If your cat is trying to free itself from your hold, let it go on the tub. This will let the kitty know that your hold isn’t something to be scared of. You can lure the cat back with some treats to teach it that cooperating is a rewarded thing.

7. Consider using a sedative

In case all of these tricks don’t work on your cat, the best solution here is using a sedative. Always consult your cat’s vet first before you use any sedative products (please read here how to sedate a cat). It’s important to know whether your cat can tolerate the sedative or if it will suffer from potential side effects.

Most of the time, the vet can prescribe an oral sedative. Some of the widely used cat sedatives are buspirone, benzodiazepine, and alprazolam. However, these are prescription drugs, so you should never give them to your cat without the vet’s knowledge and permission.

You can also explore non-medical sedatives. Catnip is a convenient option, but it depends on how your cat reacts under the herb’s influence. Some cats become chill babies while others turn into mad kitties.

How can I calm my cat down for grooming?

Exercise and playtime can only do such much to calm a cat. You can also diffuse calming oils, but make sure that it’s safe for your pet.

The most effective solution is sedation. It has to be done with a veterinarian’s advice to ensure that your cat will be safe. Basically, your cat only needs a mild sedative to be calm during grooming.
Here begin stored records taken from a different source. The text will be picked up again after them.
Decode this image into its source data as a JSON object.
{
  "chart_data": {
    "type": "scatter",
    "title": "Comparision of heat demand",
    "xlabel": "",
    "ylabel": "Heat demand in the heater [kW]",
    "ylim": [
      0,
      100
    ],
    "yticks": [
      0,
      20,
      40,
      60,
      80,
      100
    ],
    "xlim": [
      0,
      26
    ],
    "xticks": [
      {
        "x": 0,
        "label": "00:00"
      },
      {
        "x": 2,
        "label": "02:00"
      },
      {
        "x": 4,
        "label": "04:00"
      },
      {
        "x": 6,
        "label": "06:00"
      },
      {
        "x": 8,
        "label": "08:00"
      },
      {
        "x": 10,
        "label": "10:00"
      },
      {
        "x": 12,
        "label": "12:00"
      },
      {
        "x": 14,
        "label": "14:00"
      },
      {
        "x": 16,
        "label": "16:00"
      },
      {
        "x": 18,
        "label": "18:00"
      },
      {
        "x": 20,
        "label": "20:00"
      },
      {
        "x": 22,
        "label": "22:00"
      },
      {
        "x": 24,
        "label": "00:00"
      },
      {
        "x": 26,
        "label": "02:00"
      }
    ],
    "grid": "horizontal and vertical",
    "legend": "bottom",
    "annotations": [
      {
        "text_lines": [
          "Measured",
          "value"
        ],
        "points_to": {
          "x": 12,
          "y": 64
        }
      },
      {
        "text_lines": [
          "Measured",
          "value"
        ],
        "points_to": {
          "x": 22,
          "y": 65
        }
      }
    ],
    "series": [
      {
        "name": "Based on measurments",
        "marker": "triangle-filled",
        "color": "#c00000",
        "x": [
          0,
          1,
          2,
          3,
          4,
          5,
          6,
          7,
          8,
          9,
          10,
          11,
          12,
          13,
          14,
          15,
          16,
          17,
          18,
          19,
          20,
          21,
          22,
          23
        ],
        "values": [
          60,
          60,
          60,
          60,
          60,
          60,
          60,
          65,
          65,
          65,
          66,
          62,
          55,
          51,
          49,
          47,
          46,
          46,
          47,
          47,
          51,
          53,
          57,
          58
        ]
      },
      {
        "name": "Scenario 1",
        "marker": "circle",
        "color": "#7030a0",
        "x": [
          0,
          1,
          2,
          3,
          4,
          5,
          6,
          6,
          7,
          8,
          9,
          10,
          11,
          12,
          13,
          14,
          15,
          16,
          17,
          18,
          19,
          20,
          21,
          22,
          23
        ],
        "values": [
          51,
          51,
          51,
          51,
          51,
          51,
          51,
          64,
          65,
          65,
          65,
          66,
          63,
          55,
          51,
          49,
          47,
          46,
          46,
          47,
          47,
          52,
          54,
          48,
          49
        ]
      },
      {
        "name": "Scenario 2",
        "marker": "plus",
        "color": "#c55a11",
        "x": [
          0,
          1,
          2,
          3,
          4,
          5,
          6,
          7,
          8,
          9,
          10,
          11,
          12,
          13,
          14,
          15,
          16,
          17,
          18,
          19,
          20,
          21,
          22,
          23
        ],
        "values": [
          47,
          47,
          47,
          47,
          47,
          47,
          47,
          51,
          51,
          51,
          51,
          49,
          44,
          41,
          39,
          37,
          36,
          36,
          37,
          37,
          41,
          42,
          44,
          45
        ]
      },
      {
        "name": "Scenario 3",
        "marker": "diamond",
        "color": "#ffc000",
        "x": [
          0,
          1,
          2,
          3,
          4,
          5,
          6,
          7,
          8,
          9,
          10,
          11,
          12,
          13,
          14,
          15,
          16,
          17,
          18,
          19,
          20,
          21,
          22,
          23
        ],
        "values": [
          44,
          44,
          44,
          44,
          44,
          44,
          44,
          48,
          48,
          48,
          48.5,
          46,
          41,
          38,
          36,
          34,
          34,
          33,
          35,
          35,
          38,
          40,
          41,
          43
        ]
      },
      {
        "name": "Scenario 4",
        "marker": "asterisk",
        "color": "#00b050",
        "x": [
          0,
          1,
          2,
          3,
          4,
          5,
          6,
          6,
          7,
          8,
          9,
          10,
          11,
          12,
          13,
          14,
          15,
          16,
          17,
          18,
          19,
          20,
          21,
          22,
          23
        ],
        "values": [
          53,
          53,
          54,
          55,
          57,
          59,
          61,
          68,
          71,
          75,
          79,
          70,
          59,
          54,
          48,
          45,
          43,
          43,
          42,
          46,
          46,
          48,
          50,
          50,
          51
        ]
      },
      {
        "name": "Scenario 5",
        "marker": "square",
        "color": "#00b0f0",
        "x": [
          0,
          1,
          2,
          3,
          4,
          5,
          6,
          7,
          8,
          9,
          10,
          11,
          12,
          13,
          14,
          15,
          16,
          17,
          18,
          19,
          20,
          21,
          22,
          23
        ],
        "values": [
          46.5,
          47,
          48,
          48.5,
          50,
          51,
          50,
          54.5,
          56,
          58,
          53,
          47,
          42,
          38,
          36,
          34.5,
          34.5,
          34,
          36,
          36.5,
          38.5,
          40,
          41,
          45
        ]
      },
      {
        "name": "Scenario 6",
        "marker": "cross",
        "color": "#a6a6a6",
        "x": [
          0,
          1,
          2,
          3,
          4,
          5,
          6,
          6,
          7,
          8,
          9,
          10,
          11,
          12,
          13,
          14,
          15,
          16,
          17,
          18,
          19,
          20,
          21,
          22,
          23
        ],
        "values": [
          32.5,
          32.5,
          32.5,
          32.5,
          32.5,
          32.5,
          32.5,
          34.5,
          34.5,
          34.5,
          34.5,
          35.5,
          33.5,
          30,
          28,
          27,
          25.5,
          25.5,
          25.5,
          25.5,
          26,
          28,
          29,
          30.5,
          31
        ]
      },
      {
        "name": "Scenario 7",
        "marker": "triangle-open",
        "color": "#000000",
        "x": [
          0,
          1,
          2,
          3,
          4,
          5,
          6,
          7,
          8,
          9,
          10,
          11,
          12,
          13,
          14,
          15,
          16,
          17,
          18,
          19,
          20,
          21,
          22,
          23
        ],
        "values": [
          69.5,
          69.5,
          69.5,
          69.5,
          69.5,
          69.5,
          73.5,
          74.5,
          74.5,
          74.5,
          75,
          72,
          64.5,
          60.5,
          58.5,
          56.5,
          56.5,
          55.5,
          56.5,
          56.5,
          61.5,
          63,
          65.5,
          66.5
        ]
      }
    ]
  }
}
The small dose will also limit any adverse effects that could occur.

How do you bathe a cat that hates water?

Contrary to what many think, not all cats are afraid of water. Some seemed to be fishes born in a cat body. But if your pet isn’t fond of water, you need a specific approach.

First of all, don’t use a spray hose. The water pressure will startle and scare your cat even more. Instead, use your hand to scoop the water into the kitty’s body. Do this slowly and gently.

Make sure that you won’t get any water or shampoo into the cat’s eyes. This will result in your cat panicking. Most of all, reward with treats so you can associate water with something positive. Please read here how to give a kitten a bath

Why does my cat bite me when I brush him?

There are several explanations here. First, your cat probably hates the sensation of brushing. It could be that the brush tips are scraping the kitty’s skin. Another possibility is that your cat isn’t just used to being brushed or held at all.

Lastly, your cat might think that brushing is a form of playtime. This is why some cats will playfully attack the brush or your hand.

How often should you groom a cat?

Some grooming tasks have to be done more frequently than others. For example, cats don’t need frequent baths, so once every six weeks will do.

Meanwhile, trimming your cat’s nails should be done every two weeks. This depends on how fast your cat’s claws grow.

Moreover, brushing should be done daily using a pin brush. This is to fix mild tangles before it becomes matted or heavily knotted.

As for tooth brushing, vets recommend that you do it on your cat every day. But if you can’t manage such a schedule, once a week will do. Just make sure that you use toothbrush and toothpaste made for cats. Human toothpaste is packed with chemicals toxic to felines, so never use it on your pet. (Please read here how to keep cats teeth clean without brushing)

Conclusion

Knowing how to groom a cat that hates it is a chore. You have to try a few tricks to help your cat calm down and cooperate. If any of it isn’t working, you can always consider using a sedative recommended by the vet.